Quang - Ela ajuda a mudar meu modelo mental. Eu tenho um jeito de pensar e a Endeavor tem outro. Outra coisa é que a Endeavor nos ajuda demais com a rede de relacionamento. Além disso, eles me ajudaram a cuidar da gestão. A empresa cresceu e eu percebi que tem algumas coisas que não estão do jeito que eu gostaria. Quero trabalhar bastante para organizar e manter os parâmetros para ter um crescimento muito mais forte ano que vem.

Alguns aspectos da cultura vietnamita o ajudaram?
Quang - A cultura me ajudou mais em relação ao trabalho. O vietnamita valoriza bastante a educação e o estudo e ninguém quer ser rotulado de rico burro. E, por isso, eu fui fazer o curso de Administração no Mackenzie. Daqui a uns 10 anos, eu gostaria de fazer um mestrado, um doutorado. Eu gosto muito de pesquisa e posso varar a madrugada lendo. Eu fiz um dicionário português-vietnamita com mais de 25.000 verbetes e foram mais de 800 horas de trabalho, quase 1 ano.
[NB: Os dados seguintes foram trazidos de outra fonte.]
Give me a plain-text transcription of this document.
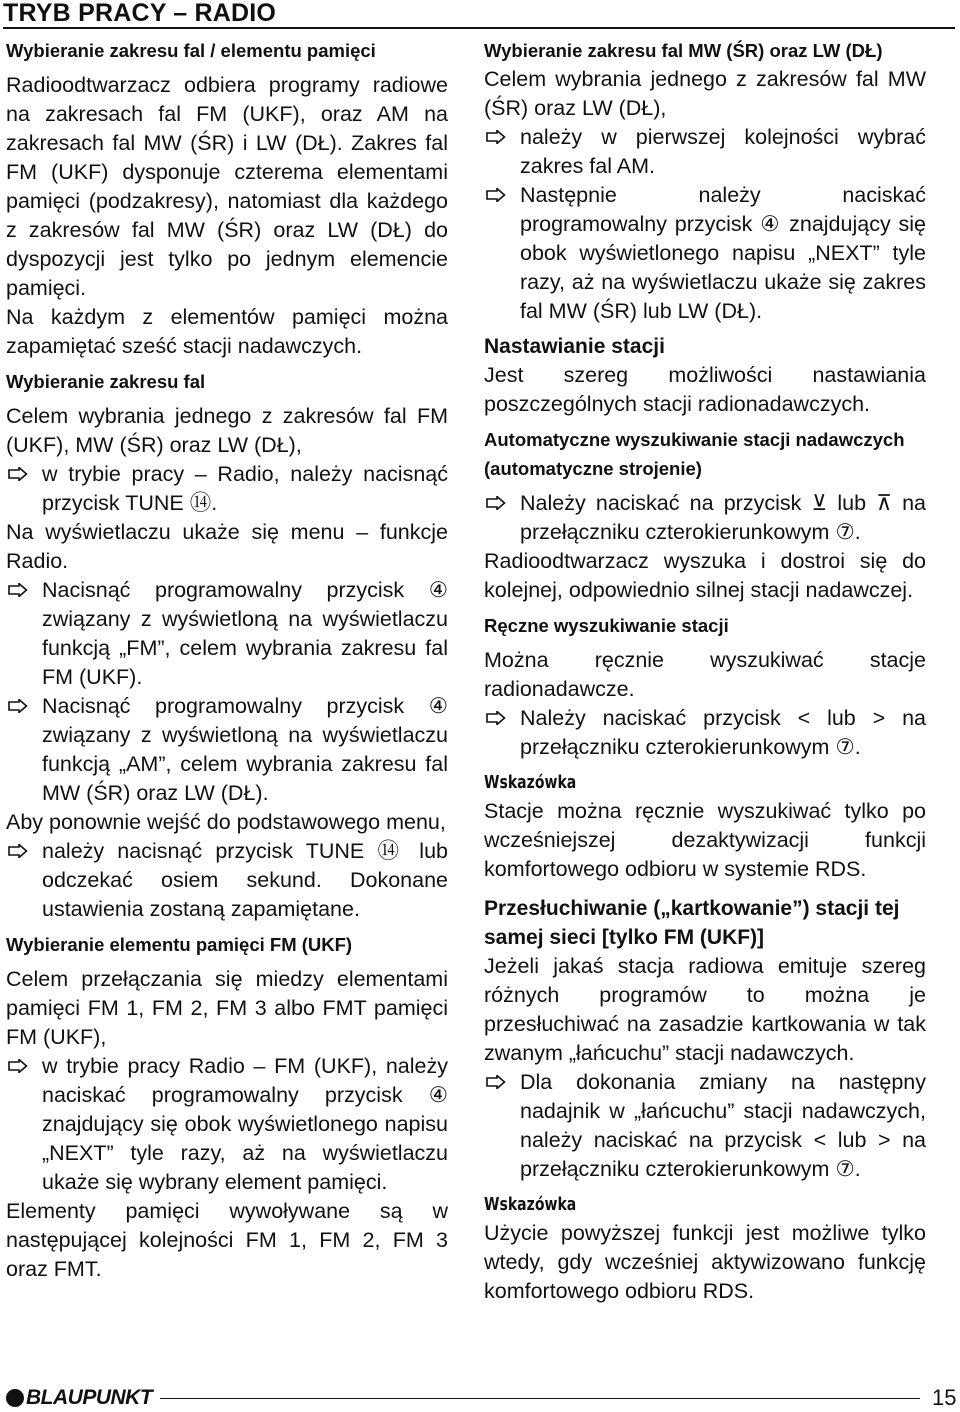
TRYB PRACY – RADIO
Wybieranie zakresu fal / elementu pamięci

Radioodtwarzacz odbiera programy radiowe na zakresach fal FM (UKF), oraz AM na zakresach fal MW (ŚR) i LW (DŁ). Zakres fal FM (UKF) dysponuje czterema elementami pamięci (podzakresy), natomiast dla każdego z zakresów fal MW (ŚR) oraz LW (DŁ) do dyspozycji jest tylko po jednym elemencie pamięci.

Na każdym z elementów pamięci można zapamiętać sześć stacji nadawczych.

Wybieranie zakresu fal

Celem wybrania jednego z zakresów fal FM (UKF), MW (ŚR) oraz LW (DŁ),

w trybie pracy – Radio, należy nacisnąć przycisk TUNE ⑭.

Na wyświetlaczu ukaże się menu – funkcje Radio.

Nacisnąć programowalny przycisk ④ związany z wyświetloną na wyświetlaczu funkcją „FM”, celem wybrania zakresu fal FM (UKF).
Nacisnąć programowalny przycisk ④ związany z wyświetloną na wyświetlaczu funkcją „AM”, celem wybrania zakresu fal MW (ŚR) oraz LW (DŁ).

Aby ponownie wejść do podstawowego menu,

należy nacisnąć przycisk TUNE ⑭ lub odczekać osiem sekund. Dokonane ustawienia zostaną zapamiętane.
Wybieranie elementu pamięci FM (UKF)

Celem przełączania się miedzy elementami pamięci FM 1, FM 2, FM 3 albo FMT pamięci FM (UKF),

w trybie pracy Radio – FM (UKF), należy naciskać programowalny przycisk ④ znajdujący się obok wyświetlonego napisu „NEXT” tyle razy, aż na wyświetlaczu ukaże się wybrany element pamięci.

Elementy pamięci wywoływane są w następującej kolejności FM 1, FM 2, FM 3 oraz FMT.

Wybieranie zakresu fal MW (ŚR) oraz LW (DŁ)

Celem wybrania jednego z zakresów fal MW (ŚR) oraz LW (DŁ),

należy w pierwszej kolejności wybrać zakres fal AM.
Następnie należy naciskać programowalny przycisk ④ znajdujący się obok wyświetlonego napisu „NEXT” tyle razy, aż na wyświetlaczu ukaże się zakres fal MW (ŚR) lub LW (DŁ).
Nastawianie stacji

Jest szereg możliwości nastawiania poszczególnych stacji radionadawczych.

Automatyczne wyszukiwanie stacji nadawczych (automatyczne strojenie)
Należy naciskać na przycisk ⊻ lub ⊼ na przełączniku czterokierunkowym ⑦.

Radioodtwarzacz wyszuka i dostroi się do kolejnej, odpowiednio silnej stacji nadawczej.

Ręczne wyszukiwanie stacji

Można ręcznie wyszukiwać stacje radionadawcze.

Należy naciskać przycisk < lub > na przełączniku czterokierunkowym ⑦.
Wskazówka

Stacje można ręcznie wyszukiwać tylko po wcześniejszej dezaktywizacji funkcji komfortowego odbioru w systemie RDS.

Przesłuchiwanie („kartkowanie”) stacji tej samej sieci [tylko FM (UKF)]

Jeżeli jakaś stacja radiowa emituje szereg różnych programów to można je przesłuchiwać na zasadzie kartkowania w tak zwanym „łańcuchu” stacji nadawczych.

Dla dokonania zmiany na następny nadajnik w „łańcuchu” stacji nadawczych, należy naciskać na przycisk < lub > na przełączniku czterokierunkowym ⑦.
Wskazówka

Użycie powyższej funkcji jest możliwe tylko wtedy, gdy wcześniej aktywizowano funkcję komfortowego odbioru RDS.

BLAUPUNKT	15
Quais são as principais preocupações socioambientais da Góoc?
Quang - Nós temos uma preocupação que vai além do socioambiental. Nossa empresa pode ser considerada eco-cultural. A idéia de reutilizar pneus e lonas vulcanizadas partiu de um costume das pessoas durante a Guerra do Vietnã. A falta de recursos fez com que as pessoas começassem a produzir seus próprios sapatos e roupas a partir desses materiais. Além disso, o Vietnã é um país muito pobre e as pessoas usam a criatividade para driblar a falta de recursos. E eu trouxe esse conceito ao Brasil. Pra mim, o mais importante é essa criatividade e, como conseqüência, a preocupação ambiental.

Quais são os planos futuros da empresa?
Quang - A primeira coisa agora é estabilizar a empresa para que ela possa crescer de maneira mais sustentável. E espero que, com ajuda da Endeavor, capacitar alguém para ajudar na administração da empresa. Assim, terei chance de continuar meus estudos e fazer as pesquisas que eu tanto quero.